Baron war im Jahr 2020 Arbeitsstipendiat im Bereich Literatur des Landes Rheinland-Pfalz und 2021 des Berliner Senats. Neben seinem literarischen Schreiben verfasste Baron Artikel u.a. für die Tages- und Wochenzeitungen Die Rheinpfalz (2002-2006), nd (2014-2018) und der Freitag – von 2018-2021 als Politik-Redakteur, heute als freier Journalist –, daneben erschienen Gastbeiträge in der SZ und FAZ. Zusammen mit Britta Steinwachs veröffentlichte er 2012 die Studie Faul, frech, dreist. Die Diskriminierung von Erwerbslosigkeit durch BILD-Leser*innen; 2016 erschien Barons autobiographisch motiviertes Sachbuch Proleten, Pöbel, Parasiten. Warum die Linken die Arbeiter verachten; gemeinsam mit Maria Barankow publizierte er 2021 den Essayband Klasse und Kampf, in dem 14 Autorinnen und Autoren über Herkunft, strukturelle Diskriminierung, Aufstieg und Scham schreiben.

Publikationen (u. a.):

Schön ist die Nacht, Claassen Verlag, Berlin 2022.
Klasse und Kampf, gemeinsam mit Maria Barankow (Hrsg.), Claassen Verlag, Berlin 2021.
Ein Mann seiner Klasse, Claassen Verlag, Berlin 2020.
Proleten, Pöbel, Parasiten. Warum die Linken die Arbeiter verachten, Das Neue Berlin Verlag, Berlin 2016.
Vom Ende der Solidarität. Sozialdemokratische Strategien gegen Jugendarbeitslosigkeit in Großbritannien und Deutschland, Tectum Verlag, Marburg 2010.


Édouard Louis

Édouard Louis, geboren 1992 als Eddy Bellegueule in Hallencourt, studierte Philosophie und Soziologie und lebt heute als Schriftsteller in Paris.

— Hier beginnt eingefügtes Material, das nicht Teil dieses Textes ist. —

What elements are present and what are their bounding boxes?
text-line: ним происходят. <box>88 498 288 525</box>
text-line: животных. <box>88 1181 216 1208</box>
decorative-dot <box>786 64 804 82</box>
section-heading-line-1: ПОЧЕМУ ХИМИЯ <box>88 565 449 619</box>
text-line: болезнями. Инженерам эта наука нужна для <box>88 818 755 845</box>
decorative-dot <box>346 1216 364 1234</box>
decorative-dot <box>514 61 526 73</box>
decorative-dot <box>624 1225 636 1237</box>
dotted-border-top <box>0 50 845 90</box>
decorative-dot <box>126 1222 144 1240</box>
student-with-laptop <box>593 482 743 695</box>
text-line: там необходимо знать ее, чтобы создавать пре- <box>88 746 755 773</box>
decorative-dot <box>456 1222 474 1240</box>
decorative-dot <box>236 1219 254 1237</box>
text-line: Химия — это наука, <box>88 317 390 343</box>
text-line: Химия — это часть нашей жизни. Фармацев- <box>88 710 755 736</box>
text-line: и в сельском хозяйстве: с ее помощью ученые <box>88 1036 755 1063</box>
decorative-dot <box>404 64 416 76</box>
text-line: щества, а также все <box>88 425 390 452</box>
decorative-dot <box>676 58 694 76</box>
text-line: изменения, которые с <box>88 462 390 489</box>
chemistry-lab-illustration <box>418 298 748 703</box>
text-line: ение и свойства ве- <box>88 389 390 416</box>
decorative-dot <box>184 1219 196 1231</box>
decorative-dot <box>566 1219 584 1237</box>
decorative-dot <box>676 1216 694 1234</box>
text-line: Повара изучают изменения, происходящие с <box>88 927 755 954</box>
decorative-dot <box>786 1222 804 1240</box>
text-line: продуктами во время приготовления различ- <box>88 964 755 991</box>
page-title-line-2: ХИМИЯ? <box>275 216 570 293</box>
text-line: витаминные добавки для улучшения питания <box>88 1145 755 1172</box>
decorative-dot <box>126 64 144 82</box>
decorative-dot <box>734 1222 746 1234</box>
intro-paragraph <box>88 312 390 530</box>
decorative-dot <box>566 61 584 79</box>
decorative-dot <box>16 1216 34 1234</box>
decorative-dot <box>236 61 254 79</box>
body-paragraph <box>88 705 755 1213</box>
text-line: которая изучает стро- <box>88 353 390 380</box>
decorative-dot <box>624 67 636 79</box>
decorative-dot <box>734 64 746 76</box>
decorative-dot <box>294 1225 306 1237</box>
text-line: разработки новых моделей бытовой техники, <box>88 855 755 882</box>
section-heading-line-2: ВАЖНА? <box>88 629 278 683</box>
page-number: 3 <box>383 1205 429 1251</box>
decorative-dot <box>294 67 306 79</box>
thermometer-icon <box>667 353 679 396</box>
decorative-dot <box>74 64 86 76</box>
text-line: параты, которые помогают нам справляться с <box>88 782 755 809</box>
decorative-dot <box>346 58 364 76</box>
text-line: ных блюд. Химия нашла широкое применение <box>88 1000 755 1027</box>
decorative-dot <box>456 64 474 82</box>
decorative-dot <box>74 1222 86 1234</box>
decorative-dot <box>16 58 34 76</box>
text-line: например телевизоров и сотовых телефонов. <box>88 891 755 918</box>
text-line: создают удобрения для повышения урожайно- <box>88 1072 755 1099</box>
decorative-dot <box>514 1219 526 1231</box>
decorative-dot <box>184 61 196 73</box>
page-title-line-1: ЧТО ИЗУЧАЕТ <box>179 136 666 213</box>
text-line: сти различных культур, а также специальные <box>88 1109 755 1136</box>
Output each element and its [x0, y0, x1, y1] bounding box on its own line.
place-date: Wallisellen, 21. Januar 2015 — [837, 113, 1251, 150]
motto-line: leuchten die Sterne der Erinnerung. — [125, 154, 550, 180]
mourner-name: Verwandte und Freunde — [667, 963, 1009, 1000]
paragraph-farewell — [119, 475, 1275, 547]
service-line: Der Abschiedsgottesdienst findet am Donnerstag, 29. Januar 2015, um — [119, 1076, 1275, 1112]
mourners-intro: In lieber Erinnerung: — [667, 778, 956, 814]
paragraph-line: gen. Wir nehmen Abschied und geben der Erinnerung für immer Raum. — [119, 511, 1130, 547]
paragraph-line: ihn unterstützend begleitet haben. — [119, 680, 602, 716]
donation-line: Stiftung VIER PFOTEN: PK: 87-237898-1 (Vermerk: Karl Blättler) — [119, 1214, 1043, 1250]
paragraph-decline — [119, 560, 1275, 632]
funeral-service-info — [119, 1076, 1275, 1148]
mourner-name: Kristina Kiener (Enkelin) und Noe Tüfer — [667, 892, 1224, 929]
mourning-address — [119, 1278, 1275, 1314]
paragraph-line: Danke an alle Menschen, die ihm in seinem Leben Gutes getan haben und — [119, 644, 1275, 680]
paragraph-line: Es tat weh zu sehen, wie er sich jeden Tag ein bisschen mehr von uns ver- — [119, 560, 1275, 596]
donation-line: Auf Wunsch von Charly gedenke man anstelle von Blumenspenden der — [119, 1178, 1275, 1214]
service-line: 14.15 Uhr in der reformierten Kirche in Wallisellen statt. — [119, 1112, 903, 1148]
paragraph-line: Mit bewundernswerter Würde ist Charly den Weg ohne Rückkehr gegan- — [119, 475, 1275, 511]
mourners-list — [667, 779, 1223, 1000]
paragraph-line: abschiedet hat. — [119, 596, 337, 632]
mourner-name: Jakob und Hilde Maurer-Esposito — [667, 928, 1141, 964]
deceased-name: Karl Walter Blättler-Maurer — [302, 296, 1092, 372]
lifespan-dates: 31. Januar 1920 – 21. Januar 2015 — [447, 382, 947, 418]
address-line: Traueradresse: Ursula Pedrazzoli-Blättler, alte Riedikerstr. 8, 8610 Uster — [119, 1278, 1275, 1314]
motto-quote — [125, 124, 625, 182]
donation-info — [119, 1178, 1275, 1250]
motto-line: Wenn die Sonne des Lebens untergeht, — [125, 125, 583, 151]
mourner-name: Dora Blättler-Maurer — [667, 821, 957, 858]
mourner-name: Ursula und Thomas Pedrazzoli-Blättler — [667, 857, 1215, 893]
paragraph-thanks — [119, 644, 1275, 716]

Sein erster Roman Das Ende von Eddy, 2015 ins Deutsche übersetzt, wurde 2014 mit dem Pierre Guénin-Preis gegen Homophobie ausgezeichnet und machte Louis zu einem der bekanntesten zeitgenössischen französischen Autoren. In dem autosoziobiografischen Roman beschreibt Louis’ Ich-Erzähler seinen Ausbruch aus den prekären Lebensumständen, in denen er sich als homosexueller Heranwachsender im Arbeitermilieu seines Heimatdorfes wiederfand.

In dem ebenfalls autofiktionalen Roman Im Herzen der Gewalt (2017) zeigt er mit der Schilderung einer Vergewaltigung seine Verletzlichkeit und sucht durch das Erzählen das Erlebte zu bewältigen.

Louis’ Essay Wer hat meinen Vater umgebracht (2019) thematisiert seine Annäherung an den Vater, der an den sozialen Umständen scheitert. Die Freiheit einer Frau (2021), ein intimes Porträt seiner Mutter, schildert, wie diese sich selbst aus der erlebten Enge von Rollen- und Ehebildern emanzipiert.

Sein neuester Roman Anleitung ein anderer zu werden (2022) kehrt thematisch zu seinem Versuch zurück, sich jenseits des Herkunftsmilieus neu zu erfinden: Der Ich-Erzähler berichtet von seinem Aufstieg als ‚Klassenübergänger‘ und sieht sich mit der Frage konfrontiert, ob die Transformation des Selbst die erhoffte Befreiung bewirkt.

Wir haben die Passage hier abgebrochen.